At the end of the war, the German cows were got rid of, I think to the English mainland. But in their patriotic high dudgeon, the outraged citizens of Jersey shot that wayward bull. So, somewhat incredulous, as asked my local host: “Why on Earth would they do that? Did the bull have a dose of VD?” He just smiled, gave me a wink, and replied: “No. But remember: this is Jersey.”
In similar vein, I would say: “remember, we are talking about Tasmania here.”
If I had to make a guess I’d say that these cringing trigger warnings & suicide hotline information will peak the average reader at least as much as the constant application of the word “transphobia.” If the example of the transphobic statement or action seems reasonable they can always imagine that it’s just the tip of an appalling iceberg of hatred and fear.
But the Trigger Warning is very specific: THESE words, these statements, these ideas right here are what makes trans people want to kill themselves. They’re awful. You might be effected yourself. So go ahead if you must, but don’t say we didn’t warn you. Careful, careful. It’s really bad.
Brave reader nervously continues. Brave reader thinks WTF. Transactivism looks stupid.
It does seem very peaky, doesn’t it…but then SO MUCH about this religion seems so very peaky.
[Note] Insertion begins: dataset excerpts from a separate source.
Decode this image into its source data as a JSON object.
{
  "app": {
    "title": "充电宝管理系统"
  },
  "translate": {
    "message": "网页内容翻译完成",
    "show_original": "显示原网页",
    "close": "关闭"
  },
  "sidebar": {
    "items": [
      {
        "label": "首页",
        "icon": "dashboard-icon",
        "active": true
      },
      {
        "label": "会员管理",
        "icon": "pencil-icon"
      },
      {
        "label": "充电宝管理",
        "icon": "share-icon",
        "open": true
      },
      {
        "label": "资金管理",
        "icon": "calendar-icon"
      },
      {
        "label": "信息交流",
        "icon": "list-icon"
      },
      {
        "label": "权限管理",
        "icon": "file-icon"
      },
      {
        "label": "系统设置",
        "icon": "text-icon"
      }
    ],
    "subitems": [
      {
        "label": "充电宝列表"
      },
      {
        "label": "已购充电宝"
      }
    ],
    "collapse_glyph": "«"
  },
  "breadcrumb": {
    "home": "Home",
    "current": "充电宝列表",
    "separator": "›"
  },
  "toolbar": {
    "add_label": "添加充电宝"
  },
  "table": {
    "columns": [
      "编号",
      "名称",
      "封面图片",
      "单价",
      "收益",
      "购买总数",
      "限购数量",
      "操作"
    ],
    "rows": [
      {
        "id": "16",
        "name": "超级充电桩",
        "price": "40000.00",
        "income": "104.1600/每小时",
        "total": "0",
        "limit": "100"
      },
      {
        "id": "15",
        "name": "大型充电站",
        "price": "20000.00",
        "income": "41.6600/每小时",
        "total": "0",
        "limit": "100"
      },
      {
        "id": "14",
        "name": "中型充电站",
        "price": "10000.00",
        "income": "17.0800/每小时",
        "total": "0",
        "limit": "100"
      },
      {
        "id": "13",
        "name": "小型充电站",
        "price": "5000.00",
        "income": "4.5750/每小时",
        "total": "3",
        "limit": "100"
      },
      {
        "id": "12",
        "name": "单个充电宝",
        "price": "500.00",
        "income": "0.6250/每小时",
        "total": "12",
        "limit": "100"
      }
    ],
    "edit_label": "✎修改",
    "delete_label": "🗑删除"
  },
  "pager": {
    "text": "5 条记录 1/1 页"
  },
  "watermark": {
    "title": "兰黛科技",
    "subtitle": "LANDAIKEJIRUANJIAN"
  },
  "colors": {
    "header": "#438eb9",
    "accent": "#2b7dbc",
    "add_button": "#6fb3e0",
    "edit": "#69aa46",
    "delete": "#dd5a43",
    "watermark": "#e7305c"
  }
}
I’ll never understand how it got such a grip on so many so fast.
On meeting a Taswegian for the first time the appropriate greeting is “Show us yer scar”, that being where the second head was removed.
If you fancy a Taswegian woman you will ask her to “Show us yer map”. I’ll leave it to the reader to decide which part of the female anatomy is to be shown.
Yes, we Big Islanders love our Little Island mates.